Deyip telefonu bırakmıştım. Heyecandan elim ayağım dolanmıştı. Söyleyecek bir şey bulamadığım için kesmek zorunda kalmıştım. Tekrar bildirim geldiğinde telefonu aldım.

Bok Beyinli
+Bugün seni alayım mı? Bir şeyler yaparız.

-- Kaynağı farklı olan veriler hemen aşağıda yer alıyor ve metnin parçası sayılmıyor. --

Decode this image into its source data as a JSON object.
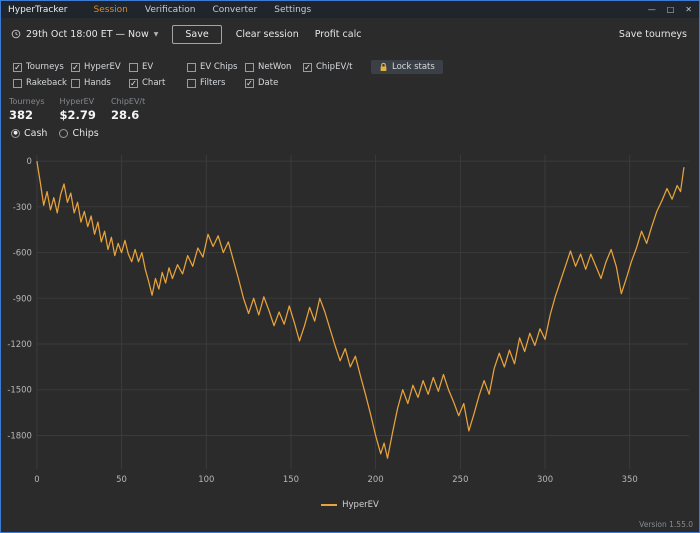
{
  "titlebar": {
    "app_title": "HyperTracker",
    "menus": [
      {
        "label": "Session",
        "active": true
      },
      {
        "label": "Verification",
        "active": false
      },
      {
        "label": "Converter",
        "active": false
      },
      {
        "label": "Settings",
        "active": false
      }
    ],
    "window_controls": {
      "minimize": "—",
      "maximize": "□",
      "close": "✕"
    }
  },
  "toolbar": {
    "date_range": "29th Oct 18:00 ET — Now",
    "dropdown_caret": "▼",
    "save_label": "Save",
    "clear_session_label": "Clear session",
    "profit_calc_label": "Profit calc",
    "save_tourneys_label": "Save tourneys"
  },
  "filters": {
    "row1": [
      {
        "label": "Tourneys",
        "mark": "✓"
      },
      {
        "label": "HyperEV",
        "mark": "✓"
      },
      {
        "label": "EV",
        "mark": ""
      },
      {
        "label": "EV Chips",
        "mark": ""
      },
      {
        "label": "NetWon",
        "mark": ""
      },
      {
        "label": "ChipEV/t",
        "mark": "✓"
      }
    ],
    "row2": [
      {
        "label": "Rakeback",
        "mark": ""
      },
      {
        "label": "Hands",
        "mark": ""
      },
      {
        "label": "Chart",
        "mark": "✓"
      },
      {
        "label": "Filters",
        "mark": ""
      },
      {
        "label": "Date",
        "mark": "✓"
      }
    ],
    "lock_stats_label": "Lock stats"
  },
  "stats": [
    {
      "label": "Tourneys",
      "value": "382"
    },
    {
      "label": "HyperEV",
      "value": "$2.79"
    },
    {
      "label": "ChipEV/t",
      "value": "28.6"
    }
  ],
  "mode": {
    "options": [
      {
        "label": "Cash",
        "dot": "●",
        "selected": true
      },
      {
        "label": "Chips",
        "dot": "",
        "selected": false
      }
    ]
  },
  "legend": {
    "hyperev": "HyperEV"
  },
  "version": "Version 1.55.0",
  "colors": {
    "accent": "#e8a33b",
    "session_active": "#d98b2b",
    "lock": "#e8b33b",
    "window_border": "#3d7bd5",
    "background": "#2b2b2b",
    "titlebar": "#20252c",
    "grid": "#3b3b3b"
  },
  "chart_data": {
    "type": "line",
    "title": "",
    "xlabel": "",
    "ylabel": "",
    "xlim": [
      0,
      385
    ],
    "ylim": [
      -2020,
      40
    ],
    "x_ticks": [
      0,
      50,
      100,
      150,
      200,
      250,
      300,
      350
    ],
    "y_ticks": [
      0,
      -300,
      -600,
      -900,
      -1200,
      -1500,
      -1800
    ],
    "grid": true,
    "legend_position": "bottom",
    "series": [
      {
        "name": "HyperEV",
        "color": "#e8a33b",
        "points": [
          [
            0,
            0
          ],
          [
            2,
            -140
          ],
          [
            4,
            -290
          ],
          [
            6,
            -200
          ],
          [
            8,
            -320
          ],
          [
            10,
            -240
          ],
          [
            12,
            -340
          ],
          [
            14,
            -220
          ],
          [
            16,
            -150
          ],
          [
            18,
            -270
          ],
          [
            20,
            -210
          ],
          [
            22,
            -340
          ],
          [
            24,
            -270
          ],
          [
            26,
            -400
          ],
          [
            28,
            -330
          ],
          [
            30,
            -430
          ],
          [
            32,
            -360
          ],
          [
            34,
            -480
          ],
          [
            36,
            -400
          ],
          [
            38,
            -530
          ],
          [
            40,
            -460
          ],
          [
            42,
            -580
          ],
          [
            44,
            -500
          ],
          [
            46,
            -620
          ],
          [
            48,
            -540
          ],
          [
            50,
            -600
          ],
          [
            52,
            -520
          ],
          [
            54,
            -610
          ],
          [
            56,
            -660
          ],
          [
            58,
            -580
          ],
          [
            60,
            -660
          ],
          [
            62,
            -600
          ],
          [
            64,
            -710
          ],
          [
            66,
            -790
          ],
          [
            68,
            -880
          ],
          [
            70,
            -770
          ],
          [
            72,
            -840
          ],
          [
            74,
            -730
          ],
          [
            76,
            -800
          ],
          [
            78,
            -700
          ],
          [
            80,
            -770
          ],
          [
            83,
            -680
          ],
          [
            86,
            -740
          ],
          [
            89,
            -620
          ],
          [
            92,
            -690
          ],
          [
            95,
            -570
          ],
          [
            98,
            -630
          ],
          [
            101,
            -480
          ],
          [
            104,
            -560
          ],
          [
            107,
            -490
          ],
          [
            110,
            -600
          ],
          [
            113,
            -530
          ],
          [
            116,
            -650
          ],
          [
            119,
            -770
          ],
          [
            122,
            -900
          ],
          [
            125,
            -1000
          ],
          [
            128,
            -900
          ],
          [
            131,
            -1010
          ],
          [
            134,
            -890
          ],
          [
            137,
            -980
          ],
          [
            140,
            -1080
          ],
          [
            143,
            -990
          ],
          [
            146,
            -1070
          ],
          [
            149,
            -950
          ],
          [
            152,
            -1060
          ],
          [
            155,
            -1180
          ],
          [
            158,
            -1080
          ],
          [
            161,
            -960
          ],
          [
            164,
            -1050
          ],
          [
            167,
            -900
          ],
          [
            170,
            -990
          ],
          [
            173,
            -1100
          ],
          [
            176,
            -1210
          ],
          [
            179,
            -1310
          ],
          [
            182,
            -1230
          ],
          [
            185,
            -1350
          ],
          [
            188,
            -1280
          ],
          [
            191,
            -1410
          ],
          [
            194,
            -1530
          ],
          [
            197,
            -1660
          ],
          [
            200,
            -1800
          ],
          [
            203,
            -1920
          ],
          [
            205,
            -1850
          ],
          [
            207,
            -1950
          ],
          [
            210,
            -1780
          ],
          [
            213,
            -1620
          ],
          [
            216,
            -1500
          ],
          [
            219,
            -1590
          ],
          [
            222,
            -1470
          ],
          [
            225,
            -1550
          ],
          [
            228,
            -1440
          ],
          [
            231,
            -1530
          ],
          [
            234,
            -1420
          ],
          [
            237,
            -1510
          ],
          [
            240,
            -1400
          ],
          [
            243,
            -1500
          ],
          [
            246,
            -1580
          ],
          [
            249,
            -1670
          ],
          [
            252,
            -1590
          ],
          [
            255,
            -1770
          ],
          [
            258,
            -1660
          ],
          [
            261,
            -1540
          ],
          [
            264,
            -1440
          ],
          [
            267,
            -1530
          ],
          [
            270,
            -1360
          ],
          [
            273,
            -1260
          ],
          [
            276,
            -1350
          ],
          [
            279,
            -1240
          ],
          [
            282,
            -1330
          ],
          [
            285,
            -1160
          ],
          [
            288,
            -1250
          ],
          [
            291,
            -1130
          ],
          [
            294,
            -1210
          ],
          [
            297,
            -1100
          ],
          [
            300,
            -1170
          ],
          [
            303,
            -1010
          ],
          [
            306,
            -890
          ],
          [
            309,
            -790
          ],
          [
            312,
            -690
          ],
          [
            315,
            -590
          ],
          [
            318,
            -690
          ],
          [
            321,
            -610
          ],
          [
            324,
            -710
          ],
          [
            327,
            -610
          ],
          [
            330,
            -690
          ],
          [
            333,
            -770
          ],
          [
            336,
            -660
          ],
          [
            339,
            -580
          ],
          [
            342,
            -690
          ],
          [
            345,
            -870
          ],
          [
            348,
            -770
          ],
          [
            351,
            -660
          ],
          [
            354,
            -570
          ],
          [
            357,
            -460
          ],
          [
            360,
            -540
          ],
          [
            363,
            -430
          ],
          [
            366,
            -330
          ],
          [
            369,
            -260
          ],
          [
            372,
            -180
          ],
          [
            375,
            -250
          ],
          [
            378,
            -160
          ],
          [
            380,
            -200
          ],
          [
            382,
            -40
          ]
        ]
      }
    ]
  }
}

Bu mesajla kalp atışlarım daha da hızlanıyordu. Kızlarla planım vardı bu yüzden onu ekmek zorundaydım. Bu plandan kimsenin haberi olmasını istemiyorduk. Özellikle de Piçizler'in çünkü bizi rahat bırakmayacaklarını biliyorduk. Uyduracak bahane düşündüğüm sırada telefonum çalmıştı. Ateş arıyordu. Derin bir nefes alıp telefonu açtım. "Efendim Bok Beyinli?" Ona böyle seslenmek çok hoşuma gidiyordu. "Bok Beyinli mi? Sen hala unutmadın mı onu ya?" dedi gülerek. "Hayır, neden unutayım ki?" Bir süre ses gelmedi. "Ateş?" dedim orada olduğuna emin olmak adına. "Efendim?" sesini tekrardan duyduğumda neden aradığını sormadığım aklıma gelmişti. "Ee neden aradın?" dedim normal bir ses tonuyla. "Cevap vermeyince merak ettim. Ne diyorsun, benle gelecek misi?" Beni merak mı etmişti? Bu cevap gülmeme sebep olmuştu. Toparlanıp cevap verdim. "Hayır. Bugün annemlere gideceğim. Başka zaman artık." Aklıma gelen ilk şeyi söylemiştim. Umarım yalanımı ortaya çıkaracak bir şey yapmam. "O zaman seni ben bırakayım annenlere. Yalnız gitmemiş olursun." Bu çocuk ne zamandan beri bu kadar ısrarcı biriydi? Şaşırtıyorsun beni Ateş Kara. "Gerek yok ağabeyim gelip alacak. Ağabeyimle karşılaşmak istemezsin bence." dedim kinayeli bir ses tonuyla. Boğazını tazeliyor gibi yapıp "Aa neden karşılaşmayayım ki? Yanlış bir şey yaptık sanki." dedi. "Bakıyorum da yusuf yusuf oldunuz sanki biraz Ateş Bey?" dedim dalga geçercesine. "Öhöm öhöm! Neyse konumuza dönelim. O zaman başka bir zaman yaparız olur mu?" Benimle vakit geçirmek istemesine sevinmiştim. Sanırım birkaç dakika önce beklediğim hareket gelmişti. İçim içime sığmıyordu sanki. Heyecanımı belli etmeden "Bilmem, bakarız." dedim. Dudaklarım ısırmaktan moraracaktı. "Siz bilirsiniz Asu Hanım. Tekrar görüşmek üzere." dediğinde "Görüşürüz Ateş Bey." dedim ve telefonu kapattım.